Así, por ejemplo, existe un importante debate que apenas trasciende a la opinión pública entre los gestores de la política agrícola y quienes lo son de la energética.
En el primer grupo, la FAO (sección de la ONU especializada en las cuestiones de alimentación y agricultura) acaba de señalar que en 2050 la población mundial alcanzará los 9000 millones de personas. Esto exigirá, para atender sus necesidades, el incremento del 70 % de la producción alimentaria y del 36 % de la producción de energía (energía secundaria). Todo ello provocará una competencia por la energía, el agua y los alimentos entre la agricultura, las ciudades y la industria.
Aunque las hipótesis que utiliza la FAO sean tan discutibles como las del gobierno al reformar el sistema público de pensiones, no exonera a los responsables de tomar medidas que intenten garantizar la sostenibilidad de un Planeta con 9000 millones de criaturas.
Las cuestiones son tan complejas que parte de quienes buscan soluciones al abastecimiento energético entran en conflicto con los que se centran en el abastecimiento de los alimentos. El caso más paradigmático de este desencuentro probablemente sea el caso de los biocarburantes.
Desde 2005 los principales índices de precios de materias primas han experimentado importantes revalorizaciones y una gran volatilidad, en un proceso en el que han participado especialmente los productos energéticos y los alimentos, entre otros. La afirmación anterior la suscribe el Servicio de Estudios de La Caixa, como también la que destaca que desde 2006, el precio de los alimentos está sufriendo fuertes oscilaciones. Así, y remitiéndose a la ya citada FAO, ejemplifican este comportamiento señalando que cereales y aceites han experimentado crecimientos interanuales del 80 % y del 100 % que han sido seguidos de descensos del 30-50 % y de nuevas alzas de hasta el 60 %.
Por supuesto que parte de las oscilaciones del precio de las materias primas agrícolas tienen un componente climatológico determinante, pero desde el estallido de la burbuja financiera en agosto de 2007 (el pico de los precios se alcanzó en 2008), buena parte de los analistas atribuyen la volatilidad del precio de los alimentos a los movimientos especulativos en los mercados financieros. Particularmente las sospechas han apuntado a las operaciones de los bancos de inversión y hegde funds a través de los mercados de derivados y de los productos estructurados.
Sin embargo, a pesar de la repulsa colectiva que los especuladores suscitan, los estudios empíricos no son concluyentes sobre si la causa de la volatilidad del precio de las materias primas está en los comportamientos especuladores.
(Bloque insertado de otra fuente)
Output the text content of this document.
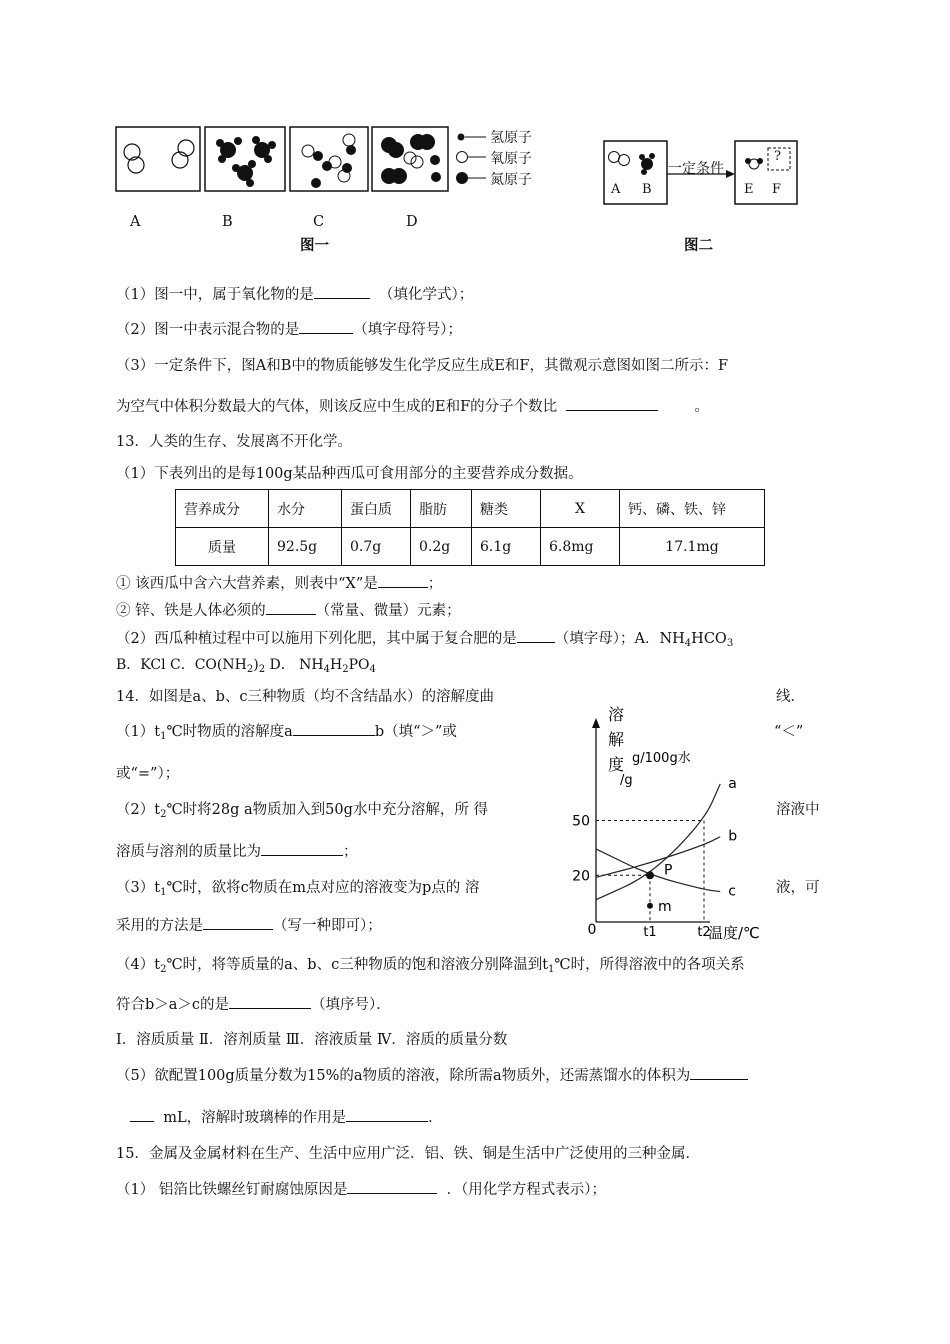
A	B	C	D
氢原子
氧原子
氮原子
图一
A B
一定条件
?
E F
图二
（1）图一中，属于氧化物的是	（填化学式）；
（2）图一中表示混合物的是	（填字母符号）；
（3）一定条件下，图A和B中的物质能够发生化学反应生成E和F，其微观示意图如图二所示：F
为空气中体积分数最大的气体，则该反应中生成的E和F的分子个数比	。
13．人类的生存、发展离不开化学。
（1）下表列出的是每100g某品种西瓜可食用部分的主要营养成分数据。
营养成分	水分	蛋白质	脂肪	糖类	X	钙、磷、铁、锌
质量	92.5g	0.7g	0.2g	6.1g	6.8mg	17.1mg
① 该西瓜中含六大营养素，则表中“X”是	；
② 锌、铁是人体必须的	（常量、微量）元素；
（2）西瓜种植过程中可以施用下列化肥，其中属于复合肥的是	（填字母）；A．$NH_4HCO_3$
B．KCl C．$CO(NH_2)_2$ D． $NH_4H_2PO_4$
14．如图是a、b、c三种物质（均不含结晶水）的溶解度曲	线．
$(1)t_1℃$时物质的溶解度a	b（填“＞”或	“＜”
或“=”）；
$(2)t_2℃$时将28g a物质加入到50g水中充分溶解，所 得	溶液中
溶质与溶剂的质量比为	；
$(3)t_1℃$时，欲将c物质在m点对应的溶液变为p点的 溶	液，可
采用的方法是	（写一种即可）；
$(4)t_2℃$时，将等质量的a、b、c三种物质的饱和溶液分别降温到$t_1℃$时，所得溶液中的各项关系
符合b＞a＞c的是	（填序号）．
Ⅰ．溶质质量 Ⅱ．溶剂质量 Ⅲ．溶液质量 Ⅳ．溶质的质量分数
（5）欲配置100g质量分数为15%的a物质的溶液，除所需a物质外，还需蒸馏水的体积为
mL，溶解时玻璃棒的作用是	．
溶
解
度 g/100g水
/g
0	温度/℃
50
20
t1	t2
a
b
c
P
m
15．金属及金属材料在生产、生活中应用广泛．铝、铁、铜是生活中广泛使用的三种金属．
（1） 铝箔比铁螺丝钉耐腐蚀原因是	．（用化学方程式表示）；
Lo que sí están dispuestos a otorgar los servicios de estudios de las entidades financieras, es un mayor grado de responsabilidad a los biocarburantes en la volatilidad de ese precio. Justo lo contrario de lo que se concluye cuando se analiza un informe de la industria del bioetanol o del biodiesel.
La cuestión es aún más compleja cuando, como ha hecho la Unión Europea, ha incluido la ILUC en el marco normativo que acabará dictaminando sobre qué biocarburantes son sostenibles y cuáles no.
Y aquí resulta que la ILUC (indirect land use change) vuelve a unir energía y alimentos. Grosso modo el argumento es que si para producir una tonelada más de materia prima de biocarburante hay que desplazar tierras dedicadas a la producción de materias primas para la alimentación, con el probable deterioro del medio ambiente y elevación del precio de estas materias, entonces es menos probable que el biocarburante al que da lugar, disfrute de incentivos públicos.
La cuestión es compleja y el debate, enconado. Pero todo gira en torno a hipótesis falibles sobre las que se diseñan escenarios futuros inciertos. Escenarios sobre los que la política y, más aún la sociedad civil, intenta influir con medidas de resultado incierto en un largo plazo en el que, sabe Dios quién andará por aquí.